Vol.2, No 3, 2005 pp. 261 - 275
UDC 004.032.26
TOWARD NEURAL NETWORK-BASED
PROFIT OPTIMIZATION
Dragoljub Pokrajac1, Jugoslav Milutinović2, Zoran Obradović1
1Center for Information Science and Technology, Temple University
303 Wachman Hall (038-24), 1805 N. Broad St., Philadelphia, PA 19122, USA
{pokie,zoran}@ist.temple.edu
2The Fox School of Business and Management, Temple University
1810 N. 13th St., Philadelphia, PA 19122, USA
jmilutin@sbm.temple.edu

A novel technique for profit optimization is proposed. The technique provides recommendations to management, with an objective of maximizing a profit function using a neural network-based decision support system. Applicability of the proposed method is evaluated on simulated precision agriculture data. The obtained profit increase is compared to the known optimum. Experimental results suggest that the neural network-based profit optimization techniques may lead to a significant profit increase; with radial-basis function networks outperforming multi-layer perceptrons. The quality of provided recommendations depends on the possibility of learning regression models on training data from all regions of the attribute space.

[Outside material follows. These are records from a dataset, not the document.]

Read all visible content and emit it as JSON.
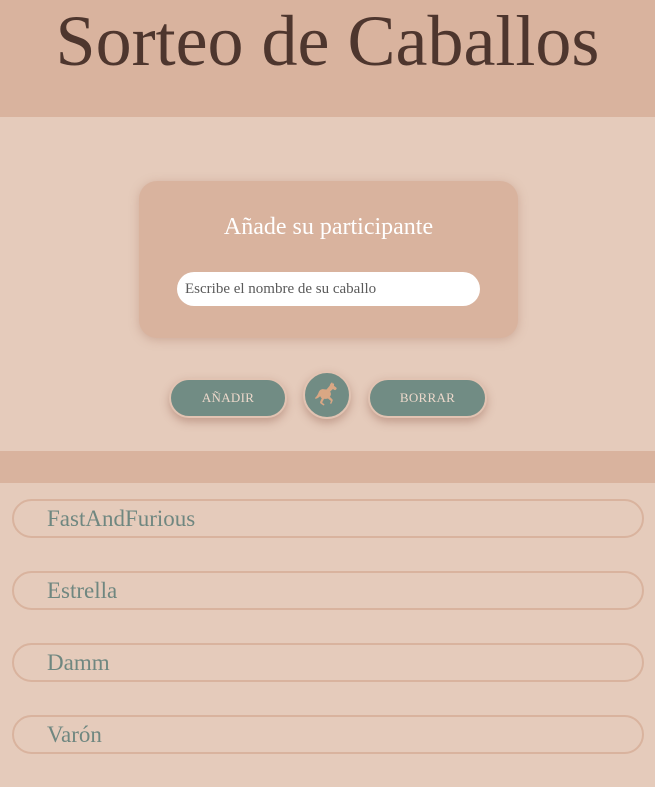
{
  "header": {
    "title": "Sorteo de Caballos"
  },
  "form": {
    "title": "Añade su participante",
    "input_placeholder": "Escribe el nombre de su caballo",
    "input_value": ""
  },
  "actions": {
    "add_label": "AÑADIR",
    "horse_icon": "horse-icon",
    "clear_label": "BORRAR"
  },
  "participants": [
    {
      "name": "FastAndFurious"
    },
    {
      "name": "Estrella"
    },
    {
      "name": "Damm"
    },
    {
      "name": "Varón"
    }
  ],
  "colors": {
    "page_background": "#e5cbbb",
    "header_background": "#d9b39e",
    "title_text": "#4e362e",
    "button_background": "#718c84",
    "button_text": "#ecd8cb",
    "list_text": "#6f8780",
    "horse_icon": "#d9a784"
  }
}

Key Words:  Neural Networks, Multilayer Perceptron, Radial-Basis Function Networks, Profit Optimization, Economy, Precision Agriculture

OPTIMIZACIJA PROFITA
ZASNOVANA NA NEURONSKIM MREŽAMA
U ovom radu predlaže se nova tehnika za optimizaciju profita. Tehnika pruža preporuke menadžmentu, sa ciljom maksimizacije profitne funkcije koristeći sistem za odlučivanje baziran na neuronskim mrežama. Primenjivost predložene tehnike je ilustrovana na simuliranim podacima iz domena precizne agrotehnike. Dobijeni priraštaj profita poredi se sa poznatim optimumom. Eksperimentalni rezultati sugerišu da primena sistema za optimizaciju profita zasnovanih na neuronskim mrežama može da dovede do značajnog povećanja profita, pri čemu radial basis funkcije daju rezultate bolje od višeslojnih perceptrona. Kvalitet preporuka koji sistem pruža zavisi od mogućnosti učenja regresionog modela na podacima iz svih oblasti prostora atributa.